Selanjutnya, dalam penamaannya berbagai ahli merujuk penelitian ini sebagai penelitian "relasional"(hubungan) (Cohen & Manion, 1994 dalam Creswell, 2008), "studi accounting-for- variance" (Punch, 1998 dalam Creswell, 2008) atau penelitian "explanatory" (Frankel & Wallen, 2000 dalam Creswell, 2008). Karena salah satu tujuan dasar dari bentuk penelitian korelasi ini adalah untuk menjelaskan hubungan antara atau di antara variabel, maka akan digunakan istilah penelitian eksplanatori. Desain penelitian eksplanatori adalah desain korelasional di mana peneliti tertarik pada sejauh mana dua variabel (atau lebih) bersama-bervariasi/co-vary, yaitu, di mana perubahan dalam satu variabel tercermin dalam perubahan yang lain. Desain penelitian eksplanatori terdiri dari asosiasi yang sederhana antara dua variabel (misalnya, rasa humor dan kinerja dalam bidang drama) atau lebih dari dua (misalnya, tekanan dari teman atau perasaan isolasi yang berkontribusi terhadap pesta).

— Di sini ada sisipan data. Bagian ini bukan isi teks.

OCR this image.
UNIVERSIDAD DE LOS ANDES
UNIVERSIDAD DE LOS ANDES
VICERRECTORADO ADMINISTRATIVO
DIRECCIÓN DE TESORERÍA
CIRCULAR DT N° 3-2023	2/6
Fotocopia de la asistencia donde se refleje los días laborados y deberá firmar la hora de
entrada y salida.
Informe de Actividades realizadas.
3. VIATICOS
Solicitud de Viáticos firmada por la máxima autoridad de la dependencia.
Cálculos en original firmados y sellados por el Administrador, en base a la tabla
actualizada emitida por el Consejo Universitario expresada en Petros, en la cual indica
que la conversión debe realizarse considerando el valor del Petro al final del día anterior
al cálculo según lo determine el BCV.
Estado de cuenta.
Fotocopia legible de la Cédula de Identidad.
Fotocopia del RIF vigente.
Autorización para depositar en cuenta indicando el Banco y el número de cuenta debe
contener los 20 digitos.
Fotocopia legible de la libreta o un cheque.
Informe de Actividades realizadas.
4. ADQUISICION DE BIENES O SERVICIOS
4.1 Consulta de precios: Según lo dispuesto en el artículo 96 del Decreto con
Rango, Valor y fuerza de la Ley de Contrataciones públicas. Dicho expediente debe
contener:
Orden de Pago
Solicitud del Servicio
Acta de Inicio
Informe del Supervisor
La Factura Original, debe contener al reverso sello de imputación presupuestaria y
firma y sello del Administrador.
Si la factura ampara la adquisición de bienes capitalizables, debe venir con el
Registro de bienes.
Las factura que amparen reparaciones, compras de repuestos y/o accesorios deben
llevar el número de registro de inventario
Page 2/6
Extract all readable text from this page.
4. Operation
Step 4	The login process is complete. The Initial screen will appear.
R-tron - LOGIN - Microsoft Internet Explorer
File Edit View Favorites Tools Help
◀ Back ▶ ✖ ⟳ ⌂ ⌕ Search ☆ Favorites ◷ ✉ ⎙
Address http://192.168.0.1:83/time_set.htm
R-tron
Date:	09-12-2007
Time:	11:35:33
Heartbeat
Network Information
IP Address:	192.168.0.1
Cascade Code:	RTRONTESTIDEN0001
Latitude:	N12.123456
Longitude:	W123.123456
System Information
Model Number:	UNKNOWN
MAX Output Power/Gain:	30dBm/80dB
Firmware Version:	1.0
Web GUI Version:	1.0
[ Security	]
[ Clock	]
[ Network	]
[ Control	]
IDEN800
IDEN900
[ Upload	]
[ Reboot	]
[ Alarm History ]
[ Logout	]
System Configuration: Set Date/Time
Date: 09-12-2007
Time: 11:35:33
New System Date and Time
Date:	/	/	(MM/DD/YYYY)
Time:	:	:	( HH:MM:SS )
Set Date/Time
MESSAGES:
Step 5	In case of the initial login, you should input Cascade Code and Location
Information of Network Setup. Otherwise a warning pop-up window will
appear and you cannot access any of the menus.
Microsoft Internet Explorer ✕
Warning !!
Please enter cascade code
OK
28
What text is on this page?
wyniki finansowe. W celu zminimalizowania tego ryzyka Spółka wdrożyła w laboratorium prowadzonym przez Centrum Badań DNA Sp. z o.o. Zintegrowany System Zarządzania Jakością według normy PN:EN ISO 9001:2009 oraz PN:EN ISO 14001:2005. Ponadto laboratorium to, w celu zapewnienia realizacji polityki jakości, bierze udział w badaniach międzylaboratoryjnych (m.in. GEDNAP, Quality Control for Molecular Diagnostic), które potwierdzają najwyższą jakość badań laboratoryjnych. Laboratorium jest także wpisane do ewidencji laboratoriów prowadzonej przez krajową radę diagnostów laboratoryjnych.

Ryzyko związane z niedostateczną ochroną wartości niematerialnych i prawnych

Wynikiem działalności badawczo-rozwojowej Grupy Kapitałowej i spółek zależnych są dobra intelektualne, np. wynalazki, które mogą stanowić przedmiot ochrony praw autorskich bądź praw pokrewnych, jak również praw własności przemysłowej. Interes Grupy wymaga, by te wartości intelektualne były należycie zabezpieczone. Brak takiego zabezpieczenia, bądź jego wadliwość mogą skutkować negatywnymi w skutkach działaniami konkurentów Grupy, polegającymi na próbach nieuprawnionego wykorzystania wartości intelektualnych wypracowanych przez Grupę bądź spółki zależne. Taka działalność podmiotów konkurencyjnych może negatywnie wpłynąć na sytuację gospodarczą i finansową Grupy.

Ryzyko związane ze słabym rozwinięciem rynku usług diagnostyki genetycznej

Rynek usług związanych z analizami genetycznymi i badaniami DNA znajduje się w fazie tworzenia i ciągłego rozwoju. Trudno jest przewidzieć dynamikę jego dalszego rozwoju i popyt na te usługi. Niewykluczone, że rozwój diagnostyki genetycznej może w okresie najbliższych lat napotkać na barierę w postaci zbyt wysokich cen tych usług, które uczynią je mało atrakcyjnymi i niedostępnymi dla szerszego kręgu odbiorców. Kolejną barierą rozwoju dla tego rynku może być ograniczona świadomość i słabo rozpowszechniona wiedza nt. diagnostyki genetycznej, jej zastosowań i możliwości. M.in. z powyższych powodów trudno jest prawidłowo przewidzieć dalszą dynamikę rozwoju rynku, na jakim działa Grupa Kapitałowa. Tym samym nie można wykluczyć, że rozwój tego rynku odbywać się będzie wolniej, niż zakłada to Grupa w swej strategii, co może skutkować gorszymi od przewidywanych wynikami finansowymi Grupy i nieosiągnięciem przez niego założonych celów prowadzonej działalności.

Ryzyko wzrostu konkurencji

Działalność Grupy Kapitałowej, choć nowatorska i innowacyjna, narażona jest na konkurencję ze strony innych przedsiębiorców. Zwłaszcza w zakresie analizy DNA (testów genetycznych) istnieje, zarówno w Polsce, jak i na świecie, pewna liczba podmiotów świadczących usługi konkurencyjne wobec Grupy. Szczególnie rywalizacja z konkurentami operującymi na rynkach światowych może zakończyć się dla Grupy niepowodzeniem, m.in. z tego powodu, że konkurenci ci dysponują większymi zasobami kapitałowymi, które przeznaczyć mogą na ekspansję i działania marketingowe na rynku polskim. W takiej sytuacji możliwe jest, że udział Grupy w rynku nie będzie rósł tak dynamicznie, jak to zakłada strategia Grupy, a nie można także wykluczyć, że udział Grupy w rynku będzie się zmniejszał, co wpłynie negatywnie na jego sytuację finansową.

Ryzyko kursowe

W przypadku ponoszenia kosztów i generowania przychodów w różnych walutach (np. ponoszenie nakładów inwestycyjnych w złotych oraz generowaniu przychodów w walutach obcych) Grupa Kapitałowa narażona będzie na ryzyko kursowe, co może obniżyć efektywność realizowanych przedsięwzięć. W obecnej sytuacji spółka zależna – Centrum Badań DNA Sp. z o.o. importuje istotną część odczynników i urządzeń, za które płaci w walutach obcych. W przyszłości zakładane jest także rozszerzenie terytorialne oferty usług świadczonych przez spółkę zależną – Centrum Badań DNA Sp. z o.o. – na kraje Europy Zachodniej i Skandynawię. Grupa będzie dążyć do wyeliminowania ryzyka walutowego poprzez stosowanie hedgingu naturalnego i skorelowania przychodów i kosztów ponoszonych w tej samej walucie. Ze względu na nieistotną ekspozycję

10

Bagaimana mengidentifikasinya sebagai penelitian korelasional eksplanatori? Karakteristik yang umum untuk kedua desain ini adalah:
a) Desain Explanatory
Desain eksplanatori adalah penelitian korelasional yang bertujuan untuk mengetahui sejauhmana dua variable atau lebih berhubungan. Pada kenyataannya, desain ini dapat dikelompokkan menjadi dua jenis yaitu hubungan sederhana atau simple association (Creswell, 2008) atau korelasi bivariat (Shaughnessy & Zechmeiser, 2000 dalam Emzir, 2008) dan atau hubungan lebih dari dua variable (multiple correlation) (Sugiyono, 2008).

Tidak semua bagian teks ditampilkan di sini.